05 Apr 2012

Things We Take for Granted: The Time I Ran Out of Diapers…

Cookie Monster looks helplessly on, waiting for another load. Photo by María Helena Carey

….and it was horrible! Poop was imminent, eminent, and, frankly, emanating. And it was late and I started to kind of freak out because, really, who is a responsible parent and runs out of diapers?! (You cloth-diapering mothers get to stand back and pat yourselves in the back with a saintly and smug expression… until your washer breaks.)

But anyway, this is about me and the time I ran out of diapers and it was Sunday, just before 8 pm. So I walked two blocks, to my neighborhood convenience store, just before it closed, and got some. Until that tête-à-tête with the inevitability of poop and the lack of muslin and nursery pins in my house, I had completely taken for granted the Capitol Hill Super Market and other corner stores like it.

Corner stores have been a fixture of DC life ever since the times of Mary Z. Gray, who mentions corner stores in her memoir, “301 East Capitol.” The Corner Store Gallery  at 900 South Carolina Avenue, SE, was a corner grocery store since 1870, according to their home history, which can be accessed online.  Corner stores get blamed in the food desert problem– they are often overpriced and understocked, especially in areas like Wards 5, 7, and 8, where there is very little access to fresh food and produce. According to a recent Washington Post article, “Neighborhoods that are low-income with limited access to fresh food may have small convenience stores, but those cannot sustain a healthy community.”
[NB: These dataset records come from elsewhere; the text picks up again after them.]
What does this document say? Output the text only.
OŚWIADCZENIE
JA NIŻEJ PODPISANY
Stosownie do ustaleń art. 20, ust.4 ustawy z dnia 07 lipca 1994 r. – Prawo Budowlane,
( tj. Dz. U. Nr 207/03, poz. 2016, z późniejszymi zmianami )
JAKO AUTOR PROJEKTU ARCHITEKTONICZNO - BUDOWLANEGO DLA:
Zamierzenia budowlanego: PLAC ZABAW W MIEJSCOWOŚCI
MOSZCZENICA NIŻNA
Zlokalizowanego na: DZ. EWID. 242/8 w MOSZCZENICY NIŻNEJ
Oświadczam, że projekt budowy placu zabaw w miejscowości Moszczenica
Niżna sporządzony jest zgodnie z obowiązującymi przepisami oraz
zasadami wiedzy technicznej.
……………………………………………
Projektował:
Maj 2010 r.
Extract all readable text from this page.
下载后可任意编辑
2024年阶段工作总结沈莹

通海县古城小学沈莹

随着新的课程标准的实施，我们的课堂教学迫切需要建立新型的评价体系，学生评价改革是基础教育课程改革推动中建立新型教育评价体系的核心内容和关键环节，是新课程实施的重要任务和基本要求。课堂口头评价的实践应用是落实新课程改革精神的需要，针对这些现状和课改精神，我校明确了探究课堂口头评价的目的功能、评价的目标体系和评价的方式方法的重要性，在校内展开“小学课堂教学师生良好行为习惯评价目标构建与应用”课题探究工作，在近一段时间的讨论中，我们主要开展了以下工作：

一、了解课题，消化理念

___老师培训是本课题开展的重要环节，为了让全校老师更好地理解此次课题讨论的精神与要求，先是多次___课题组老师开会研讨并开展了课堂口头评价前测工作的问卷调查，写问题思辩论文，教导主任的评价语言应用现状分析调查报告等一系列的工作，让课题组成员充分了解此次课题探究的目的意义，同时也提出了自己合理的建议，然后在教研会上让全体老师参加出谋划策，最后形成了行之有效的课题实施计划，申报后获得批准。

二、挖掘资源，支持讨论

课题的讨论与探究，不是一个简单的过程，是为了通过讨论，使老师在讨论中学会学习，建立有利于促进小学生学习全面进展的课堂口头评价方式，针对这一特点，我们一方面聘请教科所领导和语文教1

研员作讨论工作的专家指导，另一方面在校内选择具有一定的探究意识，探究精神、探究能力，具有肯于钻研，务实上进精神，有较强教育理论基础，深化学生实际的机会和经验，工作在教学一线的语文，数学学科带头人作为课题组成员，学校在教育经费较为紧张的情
While there are programs such as the Healthy Corner Store Program, which started last fall and which delivers healthy produce to the areas of the city that need it the most, the reality of a food desert still exists and it’s not pretty. Just to put it in perspective: you can get a 12 oz. box of Cheerios at Safeway or the Harris Teeter for about $3. That same box of Cheerios at Walmart is $2.98. At my corner store, it can sometimes cost you $6– or at least, that was the price last weekend, when I ran out of Diet Coke. This means that, on the day I checked, there was a 100% markup on a basic and relatively cheap staple, and I suspect that to be the case at other corner stores around the city.

(Aside: a box of Cheerios at Whole Foods can be $5. Caveat, posh emptor!)

However, the happiness of knowing that I can just run down the street in some barely-dignified apparel and get the item I need with a minimum of fuss and while helped by very nice folks is kind of worth the price hike. Part of the walkable, livable ethos of the city is knowing that I can flip-flop my way away from  poop-related chaos without having to drive across the city to what I’m going to start calling Topsy-Turvy Target over in Columbia Heights. It’s also knowing that I’m saving $1-3 worth of gas that such an excursion would have incurred. And it’s knowing that, should I also get a hankering for fancy gummy worms or expensive tea, I can run less than a mile and go down to P&C and problem solved.

But I don’t think they carry diapers.